A Case Study of Data Management Challenges Presented in Large-Scale Machine Learning Workflows
Running scientific workflow applications on high-performance computing systems provides promising results in terms of accuracy and scalability. An example is the particle track reconstruction research in high-energy physics that consists of multiple machine-learning tasks. However, as the modern HPC system scales up, researchers spend more effort on coordinating the individual workflow tasks due to their increasing demands on computational power, large memory footprint, and data movement among various storage devices. These issues are further exacerbated when intermediate result data must be shared among different tasks and each is optimized to fulfill its own design goals, such as the shortest time or minimal memory footprint. In this paper, we investigate the data management challenges presented in scientific workflows.
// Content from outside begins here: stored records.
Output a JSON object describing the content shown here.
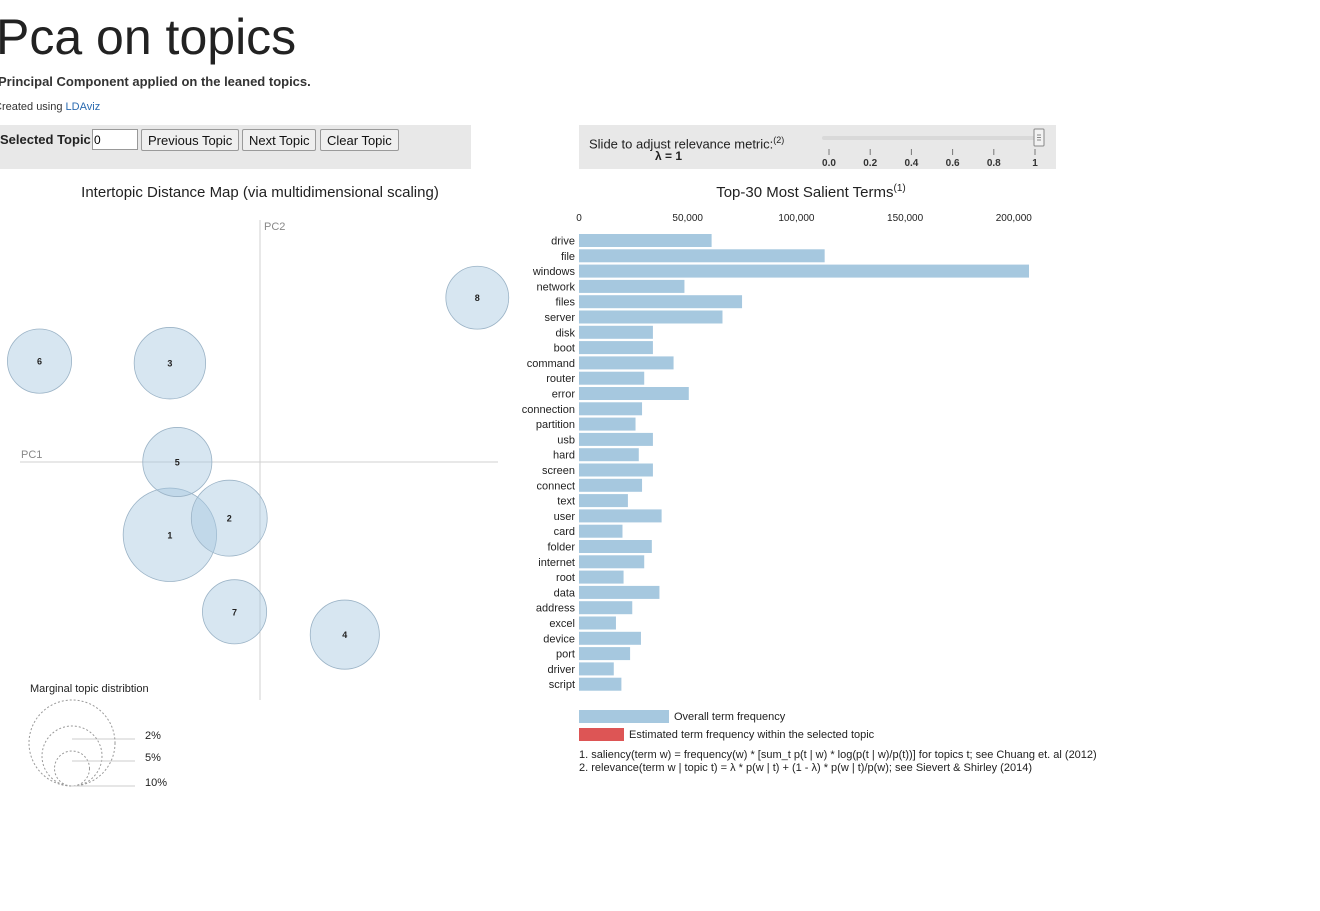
{
  "header": {
    "title": "Pca on topics",
    "subtitle": "Principal Component applied on the leaned topics.",
    "created_prefix": "Created using ",
    "created_link": "LDAviz"
  },
  "topic_controls": {
    "label": "Selected Topic:",
    "input_value": "0",
    "prev_label": "Previous Topic",
    "next_label": "Next Topic",
    "clear_label": "Clear Topic"
  },
  "relevance": {
    "label": "Slide to adjust relevance metric:",
    "label_sup": "(2)",
    "lambda_text": "λ = 1",
    "value": 1,
    "ticks": [
      "0.0",
      "0.2",
      "0.4",
      "0.6",
      "0.8",
      "1"
    ]
  },
  "colors": {
    "bubble_fill": "#a6c8df",
    "bar_overall": "#a6c8df",
    "bar_topic": "#dd5555",
    "panel_bg": "#e8e8e8"
  },
  "chart_data": [
    {
      "type": "scatter",
      "title": "Intertopic Distance Map (via multidimensional scaling)",
      "xlabel": "PC1",
      "ylabel": "PC2",
      "topics": [
        {
          "id": "1",
          "pc1": -0.085,
          "pc2": -0.07,
          "size_pct": 5.3
        },
        {
          "id": "2",
          "pc1": -0.029,
          "pc2": -0.054,
          "size_pct": 3.5
        },
        {
          "id": "3",
          "pc1": -0.085,
          "pc2": 0.095,
          "size_pct": 3.1
        },
        {
          "id": "4",
          "pc1": 0.08,
          "pc2": -0.166,
          "size_pct": 2.9
        },
        {
          "id": "5",
          "pc1": -0.078,
          "pc2": 0.0,
          "size_pct": 2.9
        },
        {
          "id": "6",
          "pc1": -0.208,
          "pc2": 0.097,
          "size_pct": 2.5
        },
        {
          "id": "7",
          "pc1": -0.024,
          "pc2": -0.144,
          "size_pct": 2.5
        },
        {
          "id": "8",
          "pc1": 0.205,
          "pc2": 0.158,
          "size_pct": 2.4
        }
      ],
      "legend": {
        "title": "Marginal topic distribtion",
        "entries": [
          "2%",
          "5%",
          "10%"
        ],
        "entry_values": [
          2,
          5,
          10
        ]
      }
    },
    {
      "type": "bar",
      "orientation": "horizontal",
      "title": "Top-30 Most Salient Terms",
      "title_sup": "(1)",
      "xlim": [
        0,
        210000
      ],
      "xticks": [
        0,
        50000,
        100000,
        150000,
        200000
      ],
      "xtick_labels": [
        "0",
        "50,000",
        "100,000",
        "150,000",
        "200,000"
      ],
      "categories": [
        "drive",
        "file",
        "windows",
        "network",
        "files",
        "server",
        "disk",
        "boot",
        "command",
        "router",
        "error",
        "connection",
        "partition",
        "usb",
        "hard",
        "screen",
        "connect",
        "text",
        "user",
        "card",
        "folder",
        "internet",
        "root",
        "data",
        "address",
        "excel",
        "device",
        "port",
        "driver",
        "script"
      ],
      "values": [
        61000,
        113000,
        207000,
        48500,
        75000,
        66000,
        34000,
        34000,
        43500,
        30000,
        50500,
        29000,
        26000,
        34000,
        27500,
        34000,
        29000,
        22500,
        38000,
        20000,
        33500,
        30000,
        20500,
        37000,
        24500,
        17000,
        28500,
        23500,
        16000,
        19500
      ],
      "legend": [
        "Overall term frequency",
        "Estimated term frequency within the selected topic"
      ],
      "footnotes": [
        "1. saliency(term w) = frequency(w) * [sum_t p(t | w) * log(p(t | w)/p(t))] for topics t; see Chuang et. al (2012)",
        "2. relevance(term w | topic t) = λ * p(w | t) + (1 - λ) * p(w | t)/p(w); see Sievert & Shirley (2014)"
      ]
    }
  ]
}
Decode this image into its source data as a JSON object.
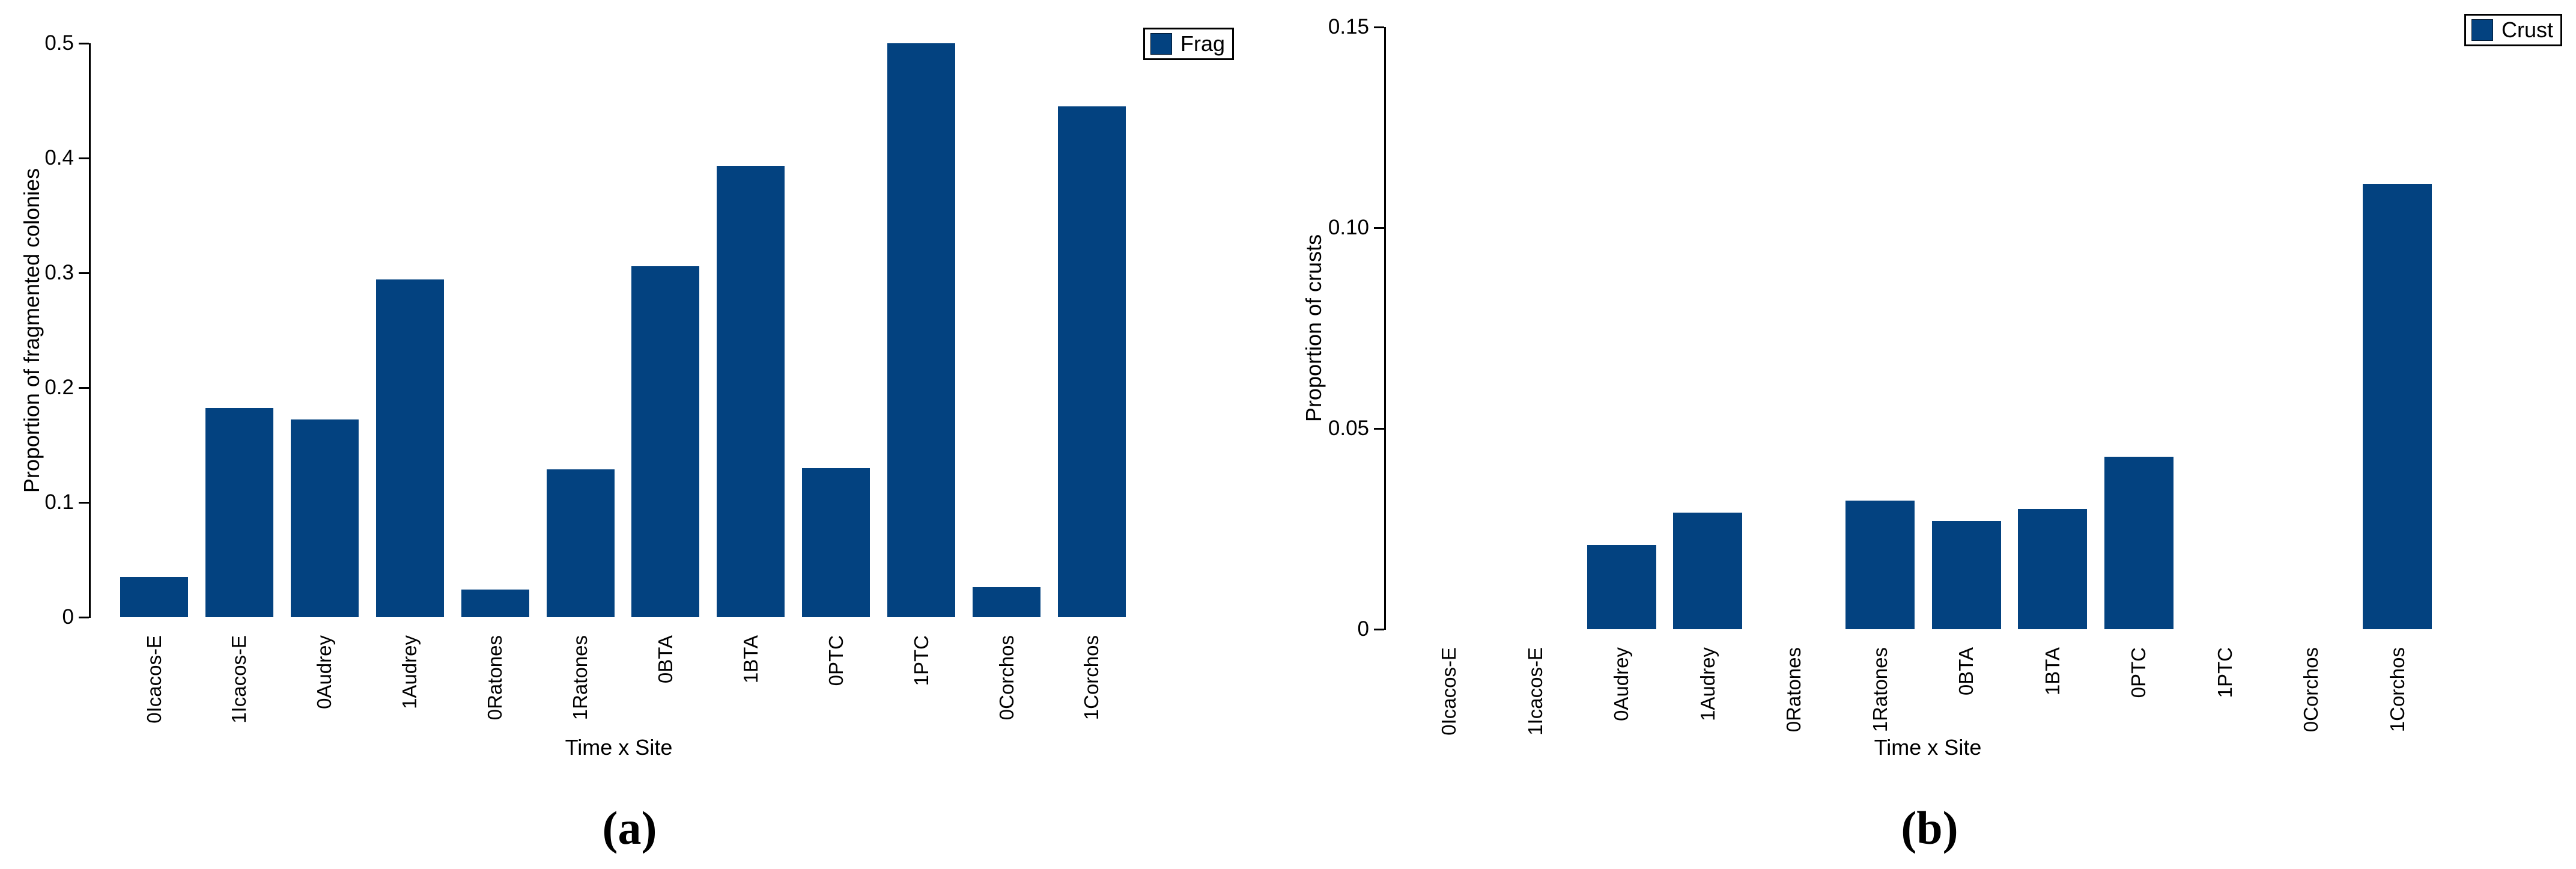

We observe that individual tasks, such as data generation, data curation, model training, and inference, often use data layouts only best for one's I/O performance but orthogonal to its successive tasks. We propose various solutions by employing alternative data structures and layouts in consideration of two tasks running consecutively in the workflow. Our experimental results show up to a 16.46x and 3.42x speedup for initialization time and I/O time respectively, compared to previous approaches.